When asked whether he would shoulder some of the blame if allegations of inappropriate spending were true, Sharples said: "Why would I do that?"
"I've got oversight for the policy, not for spending money."
He laid that responsibility with Education Minister Hekia Parata.
He said he did not want to pre-empt the outcome of a meeting with national trust managers this week.
"I've got to listen to see what they've got to say. I think clearly, some auditing has to be done.
"I don't want to speculate on what's got to happen, but quite clearly the matter has to be cleared up.

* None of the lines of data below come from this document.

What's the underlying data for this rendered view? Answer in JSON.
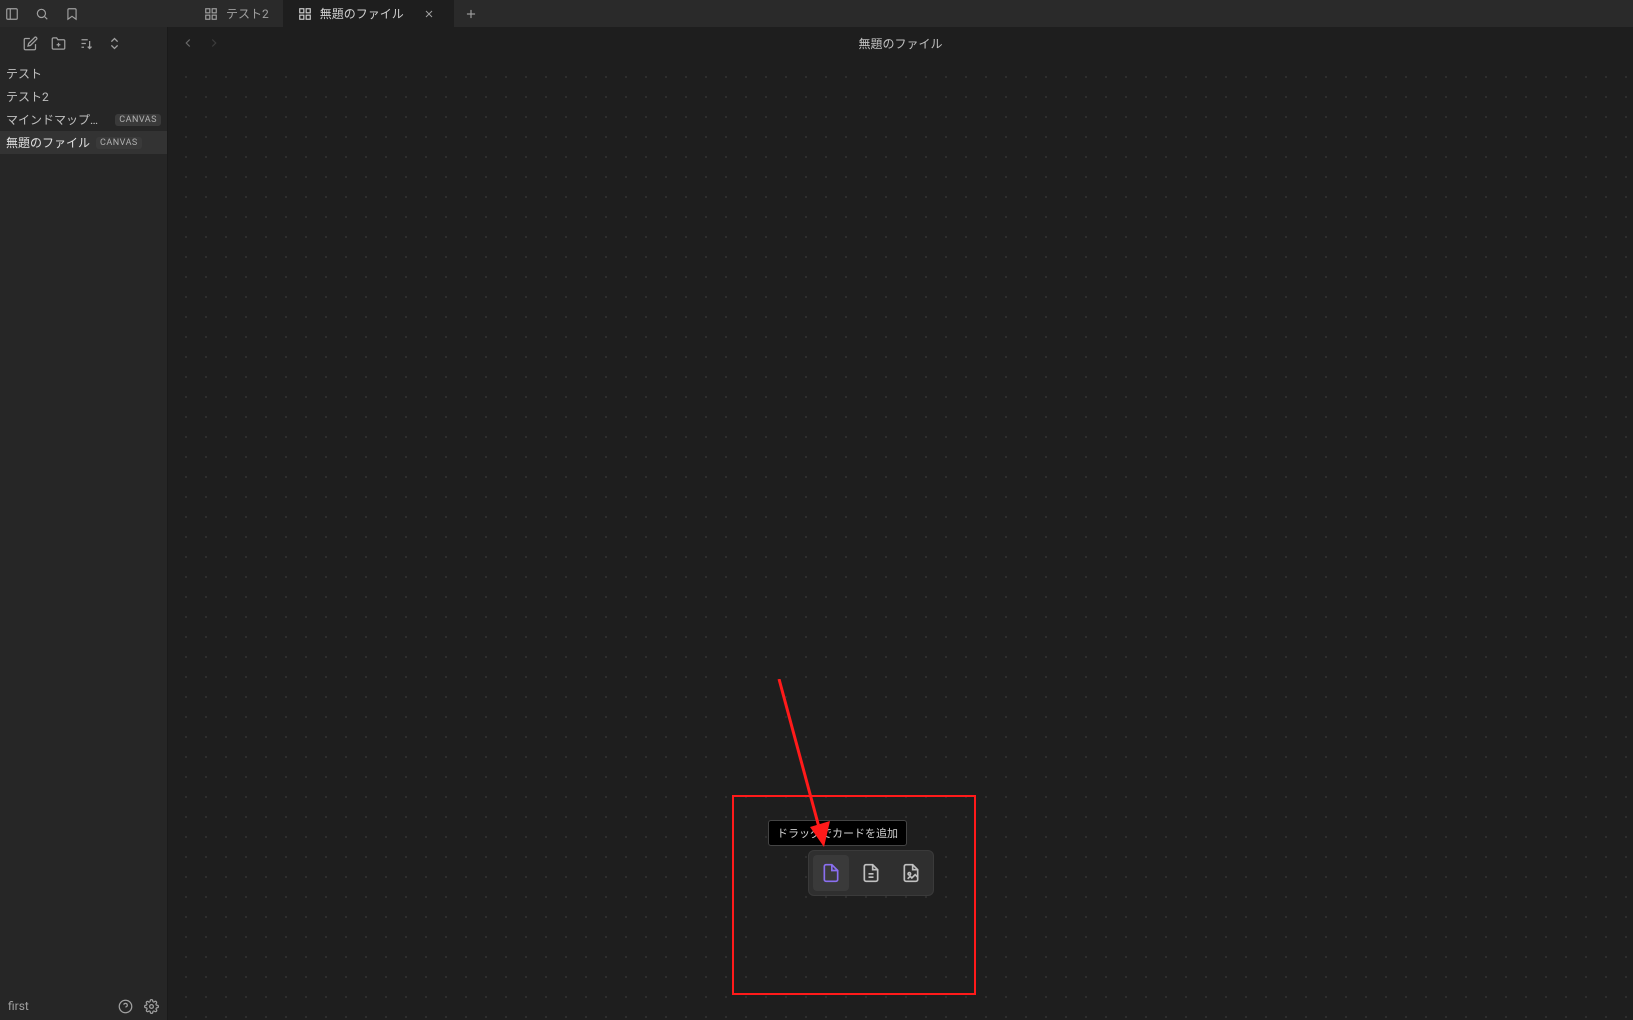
{
  "top": {
    "tabs": [
      {
        "label": "テスト2",
        "active": false,
        "type": "canvas"
      },
      {
        "label": "無題のファイル",
        "active": true,
        "type": "canvas"
      }
    ]
  },
  "sidebar": {
    "files": [
      {
        "name": "テスト",
        "badge": null,
        "active": false
      },
      {
        "name": "テスト2",
        "badge": null,
        "active": false
      },
      {
        "name": "マインドマップの...",
        "badge": "CANVAS",
        "active": false
      },
      {
        "name": "無題のファイル",
        "badge": "CANVAS",
        "active": true
      }
    ],
    "vault": "first"
  },
  "main": {
    "title": "無題のファイル"
  },
  "canvas": {
    "tooltip": "ドラッグでカードを追加",
    "tools": [
      {
        "id": "add-card",
        "active": true
      },
      {
        "id": "add-note",
        "active": false
      },
      {
        "id": "add-media",
        "active": false
      }
    ]
  }
}
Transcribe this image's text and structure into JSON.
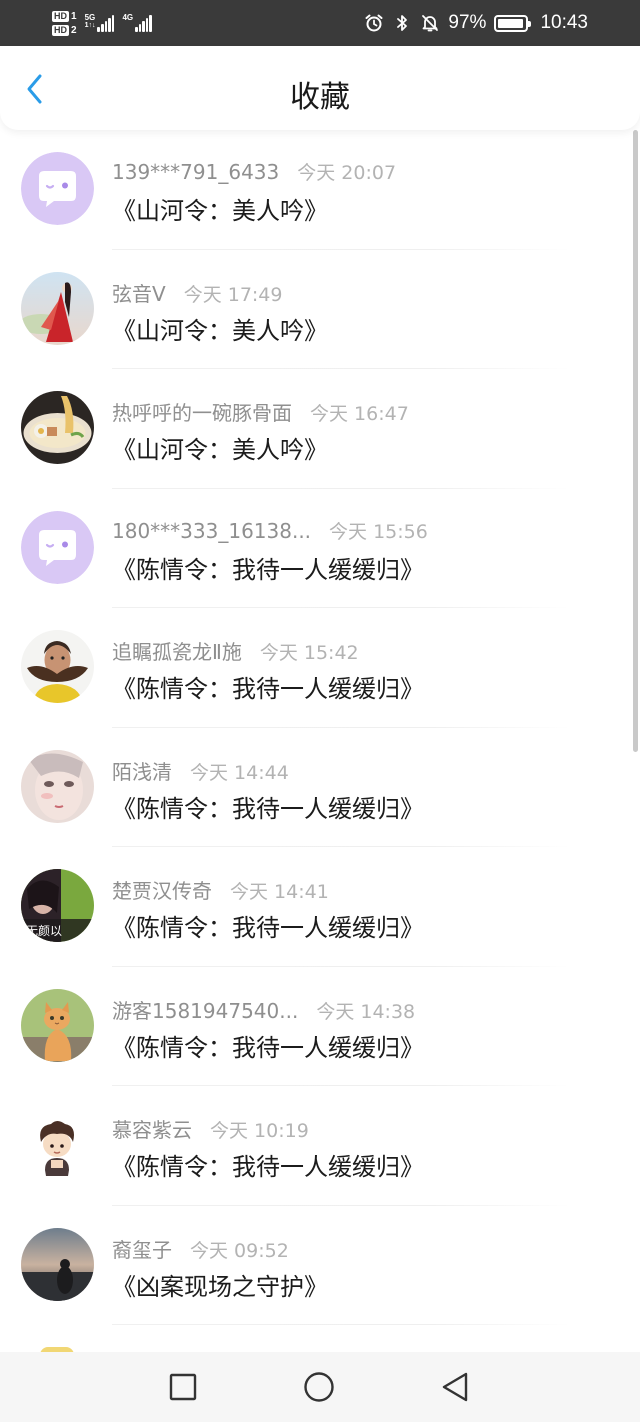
{
  "status_bar": {
    "hd1": "HD",
    "hd1_num": "1",
    "hd2": "HD",
    "hd2_num": "2",
    "net1_top": "5G",
    "net1_bottom": "1↑↓",
    "net2": "4G",
    "battery_percent": "97%",
    "time": "10:43",
    "icons": [
      "alarm-icon",
      "bluetooth-icon",
      "mute-icon",
      "battery-icon"
    ]
  },
  "header": {
    "title": "收藏",
    "back_icon": "chevron-left-icon"
  },
  "colors": {
    "accent": "#2a9ce8",
    "status_bar_bg": "#3a3a3a",
    "default_avatar_bg": "#d9c8f5",
    "name_text": "#8f8f8f",
    "time_text": "#b3b3b3"
  },
  "items": [
    {
      "name": "139***791_6433",
      "time": "今天 20:07",
      "work": "《山河令：美人吟》",
      "avatar": "default"
    },
    {
      "name": "弦音V",
      "time": "今天 17:49",
      "work": "《山河令：美人吟》",
      "avatar": "photo"
    },
    {
      "name": "热呼呼的一碗豚骨面",
      "time": "今天 16:47",
      "work": "《山河令：美人吟》",
      "avatar": "photo"
    },
    {
      "name": "180***333_16138...",
      "time": "今天 15:56",
      "work": "《陈情令：我待一人缓缓归》",
      "avatar": "default"
    },
    {
      "name": "追瞩孤瓷龙Ⅱ施",
      "time": "今天 15:42",
      "work": "《陈情令：我待一人缓缓归》",
      "avatar": "photo"
    },
    {
      "name": "陌浅清",
      "time": "今天 14:44",
      "work": "《陈情令：我待一人缓缓归》",
      "avatar": "photo"
    },
    {
      "name": "楚贾汉传奇",
      "time": "今天 14:41",
      "work": "《陈情令：我待一人缓缓归》",
      "avatar": "photo",
      "avatar_caption": "无颜以"
    },
    {
      "name": "游客1581947540...",
      "time": "今天 14:38",
      "work": "《陈情令：我待一人缓缓归》",
      "avatar": "photo"
    },
    {
      "name": "慕容紫云",
      "time": "今天 10:19",
      "work": "《陈情令：我待一人缓缓归》",
      "avatar": "cartoon"
    },
    {
      "name": "裔玺子",
      "time": "今天 09:52",
      "work": "《凶案现场之守护》",
      "avatar": "photo"
    }
  ],
  "nav_bar": {
    "icons": [
      "square-recents-icon",
      "circle-home-icon",
      "triangle-back-icon"
    ]
  }
}
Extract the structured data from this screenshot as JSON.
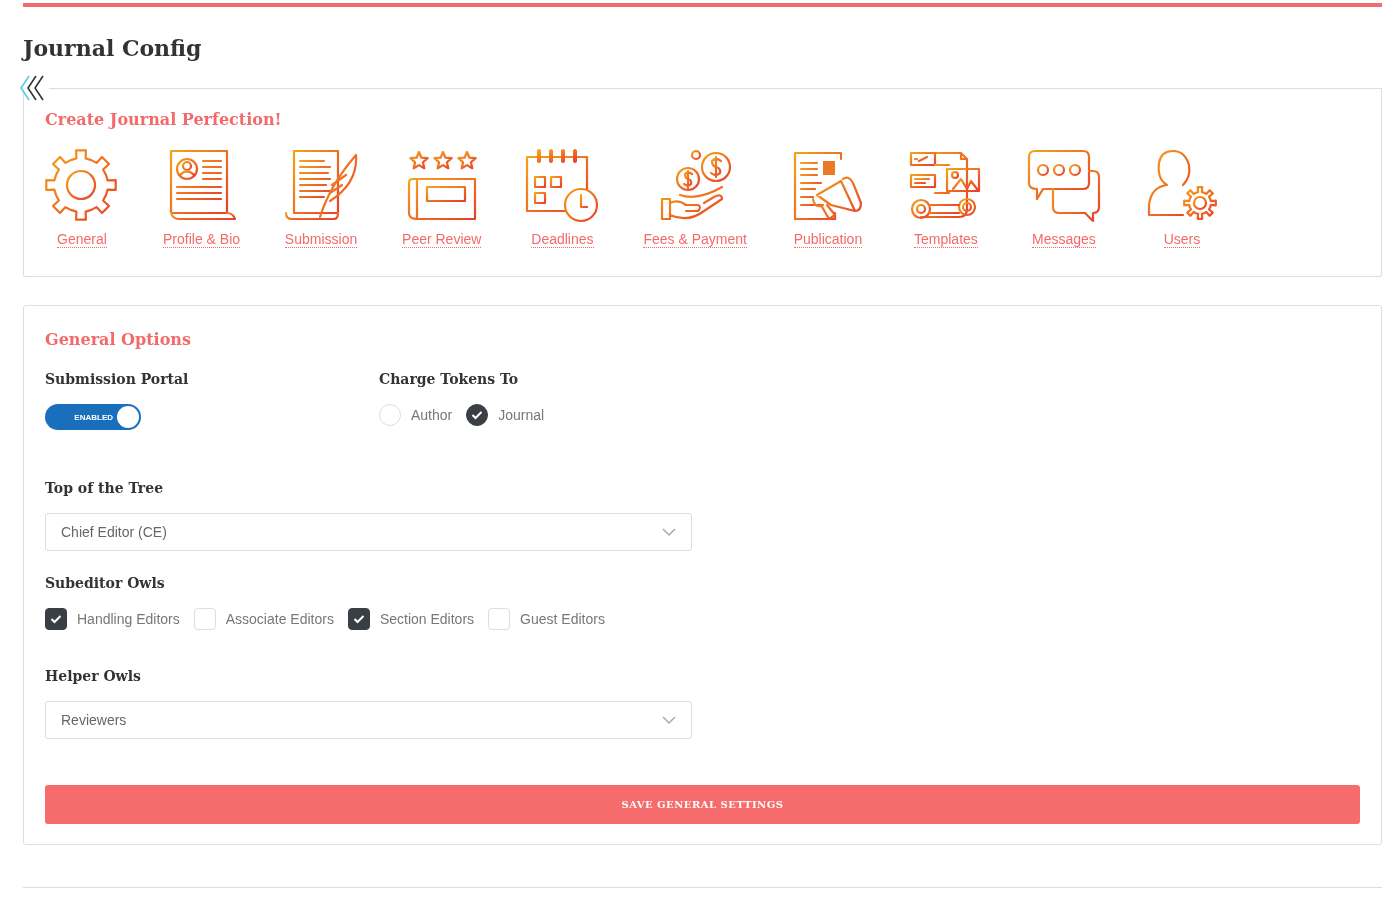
{
  "page": {
    "title": "Journal Config"
  },
  "nav": {
    "heading": "Create Journal Perfection!",
    "items": [
      {
        "label": "General",
        "kind": "gear"
      },
      {
        "label": "Profile & Bio",
        "kind": "profile"
      },
      {
        "label": "Submission",
        "kind": "submission"
      },
      {
        "label": "Peer Review",
        "kind": "review"
      },
      {
        "label": "Deadlines",
        "kind": "deadlines"
      },
      {
        "label": "Fees & Payment",
        "kind": "fees"
      },
      {
        "label": "Publication",
        "kind": "publication"
      },
      {
        "label": "Templates",
        "kind": "templates"
      },
      {
        "label": "Messages",
        "kind": "messages"
      },
      {
        "label": "Users",
        "kind": "users"
      }
    ]
  },
  "general_options": {
    "heading": "General Options",
    "submission_portal": {
      "label": "Submission Portal",
      "toggle": {
        "on": true,
        "text": "ENABLED"
      }
    },
    "charge_tokens": {
      "label": "Charge Tokens To",
      "options": [
        {
          "label": "Author",
          "selected": false
        },
        {
          "label": "Journal",
          "selected": true
        }
      ]
    },
    "top_of_tree": {
      "label": "Top of the Tree",
      "value": "Chief Editor (CE)"
    },
    "subeditor_owls": {
      "label": "Subeditor Owls",
      "options": [
        {
          "label": "Handling Editors",
          "checked": true
        },
        {
          "label": "Associate Editors",
          "checked": false
        },
        {
          "label": "Section Editors",
          "checked": true
        },
        {
          "label": "Guest Editors",
          "checked": false
        }
      ]
    },
    "helper_owls": {
      "label": "Helper Owls",
      "value": "Reviewers"
    },
    "save_button": "SAVE GENERAL SETTINGS"
  }
}
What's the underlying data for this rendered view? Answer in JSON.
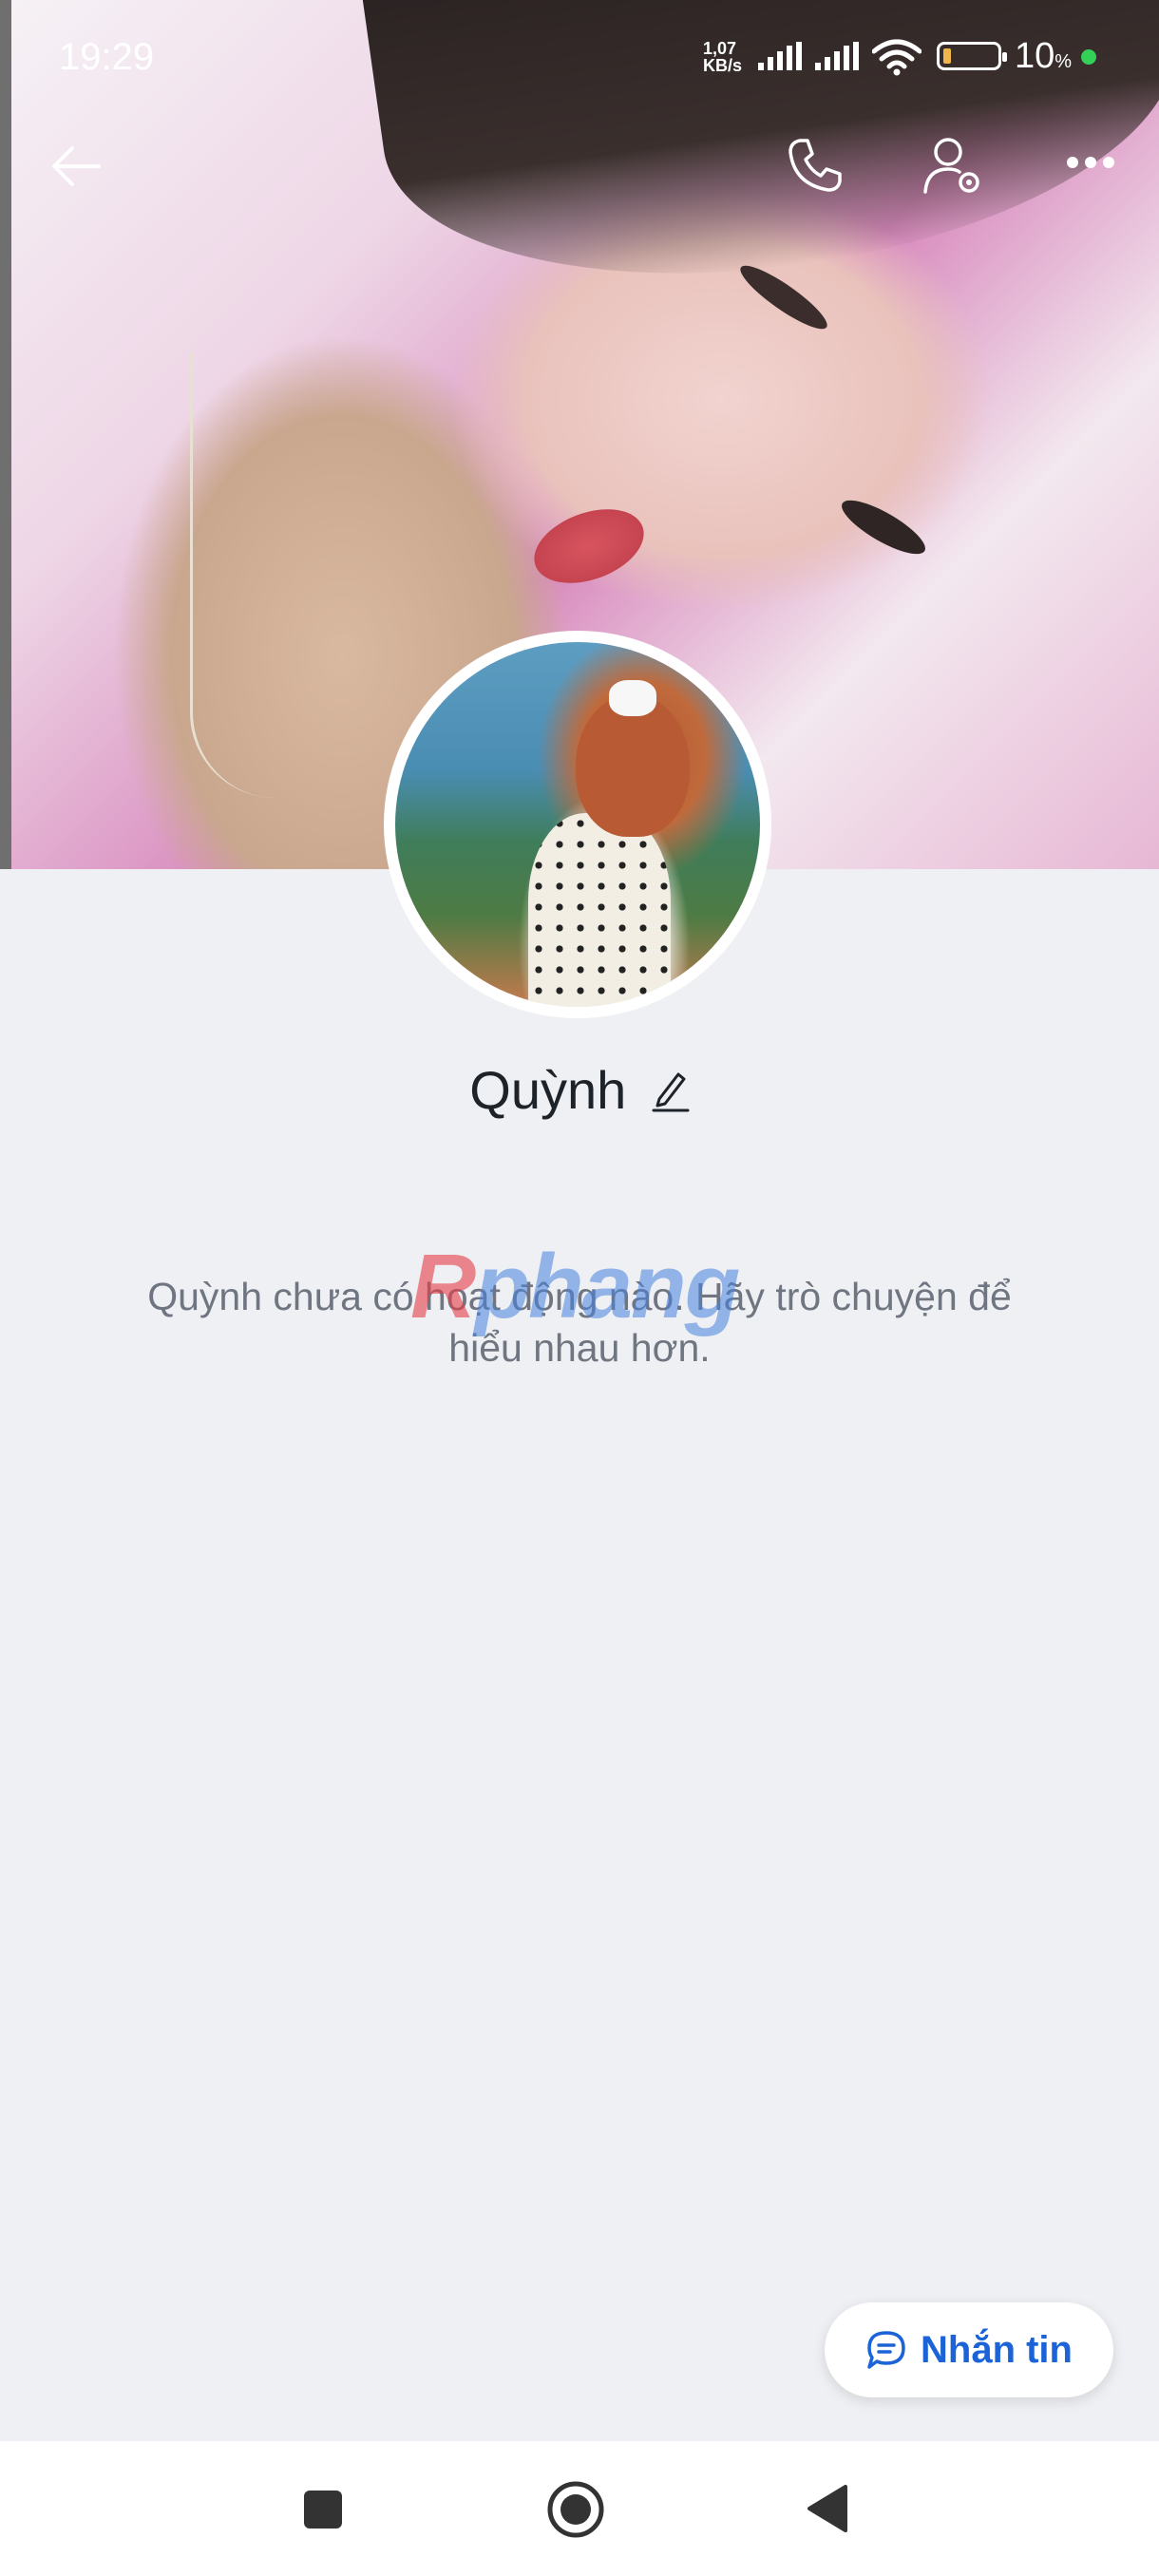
{
  "status_bar": {
    "time": "19:29",
    "net_speed_value": "1,07",
    "net_speed_unit": "KB/s",
    "battery_percent": "10",
    "battery_unit": "%"
  },
  "topbar": {
    "back_icon": "arrow-left-icon",
    "call_icon": "phone-icon",
    "profile_settings_icon": "user-gear-icon",
    "more_icon": "more-horizontal-icon"
  },
  "profile": {
    "name": "Quỳnh",
    "edit_icon": "pencil-icon",
    "empty_message": "Quỳnh chưa có hoạt động nào. Hãy trò chuyện để hiểu nhau hơn."
  },
  "watermark": {
    "first_letter": "R",
    "rest": "phang"
  },
  "actions": {
    "message_label": "Nhắn tin",
    "message_icon": "chat-bubble-icon"
  },
  "navbar": {
    "recents_icon": "square-icon",
    "home_icon": "circle-icon",
    "back_icon": "triangle-back-icon"
  },
  "colors": {
    "accent": "#1b63d6",
    "background": "#eff0f4"
  }
}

We must have a board that has the trust of the Kohanga, who are working really hard for the reo, and I think we can do that."
Labour leader David Cunliffe said an independent inquiry was "absolutely essential" and police should "potentially" become involved.
"I'm not briefed on the extent of the Government's role to date, I do believe that an independent investigation is essential, that should obviously be hands-off from the Government - you never quite know where the tentacles go."
It was "very interesting" that an audit had missed the alleged irregularities.
Meanwhile, the chairman of Parliament's Maori affairs committee, Tau Henare, said the allegations swirling around the Kohanga Reo were "gut-wrenching".
Prime Minister John Key confirmed today Kohanga Reo board members were being summoned by the Government to explain the allegations.
If anyone was guilty of inappropriate behaviour they would have the book thrown at them, he said.
Henare said the allegations were disappointing and gut-wrenching.
"I think questions need to be asked and everyone is waiting for the answers; I know they've got a review going on ... .but for all those whanau out there who struggle to rub a few coins together it doesn't look good."
Labour MP Nanaia Mahuta, who was also on on the Maori affairs committee, said she hoped Parata was "all over this like a rash".
"I'm sure the minister would want to process fully the information and make sure that there is full accountability for spending that has occurred - especially money that's been given for early childhood education.
"I would have though that the minister would be all over this, like a rash, to make sure that every dollar that is given to teaching or children Te Reo Maori is spent for that purpose."
Key said Kohanga Reo's books had been audited regularly in relation to about $79 million received from the Crown. The audits had not raised any concerns.
"There's a wider issue, though, about other money spent and I know other ministers are concerned about the allegations that have been made; they'll be calling in the board this week to talk to them about that and there will be further investigations to see exactly what's taken place. If there are irregularities then I would expect the full force of the law to be applied."
According to Native Affairs, court documents allege the purchases were signed off by Tawhiwhirangi's mother-in-law, Dame Iritana Tawhiwhirangi, a director for Te Pataka Ohanga and a lifetime member of the Kohanga Reo National Trust.